ANZ and Macquarie Slash Fixed Home Loan Rates Ahead of RBA Decision

ANZ and Macquarie, two prominent Australian financial institutions, have recently made significant adjustments to their fixed home loan rates, a move that precedes the forthcoming Reserve Bank of Australia (RBA) cash rate decision.

ANZ, one of the country’s leading banks, has decided to reduce its one-year fixed rates for both owner-occupiers and investors who are repaying principal and interest. This rate cut, amounting to 0.25 percentage points for owner-occupiers and 0.15 percentage points for investors, marks ANZ’s first adjustment to fixed rates since October 2024. Similarly, Macquarie, recognized as Australia’s fifth-largest home loan lender, has also taken steps to lower its fixed rates. The bank has decreased its one-year rate by 0.20 percentage points, while adjustments of 0.16 and 0.10 percentage points have been made to its two- and three-year terms, and four- and five-year rates, respectively.

These recent rate modifications by ANZ and Macquarie follow similar actions by several regional banks and credit unions, such as IMB Bank, Illawarra Credit Union, Greater Bank, and Newcastle Permanent, which have implemented reductions ranging from 0.05 to 0.30 percentage points across various fixed terms.

ANZ’s current one-year fixed rate for owner-occupiers now stands at 5.89%, positioning it as the second-lowest among the Big Four banks, trailing behind Westpac at 5.79%. It is noteworthy that ANZ’s rate adjustment places it below the average rate of 6.03%.

The adjustments made by ANZ and Macquarie are part of a broader trend within the banking sector, with NAB and Westpac having previously lowered their one-year fixed rates in response to the RBA’s cash rate cut in February. Commonwealth Bank also made revisions to its fixed rates shortly thereafter.

While the major banks have passed on the February rate cut in full to their customers on the variable rate side, some lenders, such as Virgin Money and BOQ Specialist, have chosen not to follow suit. Police Credit Union, on the other hand, has opted to apply a 25-basis-point reduction to most loans while reducing its lowest variable rate offer by 15 basis points.

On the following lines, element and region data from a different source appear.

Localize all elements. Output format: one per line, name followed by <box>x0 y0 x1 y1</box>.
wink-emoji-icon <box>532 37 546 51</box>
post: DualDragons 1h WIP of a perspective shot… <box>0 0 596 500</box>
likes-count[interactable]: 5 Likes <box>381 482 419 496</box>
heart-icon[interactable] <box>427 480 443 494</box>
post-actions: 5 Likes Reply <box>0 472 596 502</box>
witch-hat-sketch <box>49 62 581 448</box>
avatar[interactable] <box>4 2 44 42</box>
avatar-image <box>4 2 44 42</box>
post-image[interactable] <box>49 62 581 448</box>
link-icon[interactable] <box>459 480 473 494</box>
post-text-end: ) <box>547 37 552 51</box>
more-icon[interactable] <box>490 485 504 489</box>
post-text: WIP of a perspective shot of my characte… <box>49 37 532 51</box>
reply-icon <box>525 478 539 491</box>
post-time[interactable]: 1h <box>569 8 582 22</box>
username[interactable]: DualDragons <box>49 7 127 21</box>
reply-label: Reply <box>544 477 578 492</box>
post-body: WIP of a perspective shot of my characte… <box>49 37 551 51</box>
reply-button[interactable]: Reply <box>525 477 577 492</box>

These rate adjustments by key players in the Australian banking industry signal a proactive approach to aligning with prevailing economic conditions and customer demands. As the market awaits the upcoming RBA cash rate announcement, these moves by ANZ and Macquarie underscore the dynamic nature of the home loan landscape, where competitive rates and customer-centric strategies play a crucial role in shaping the financial services sector.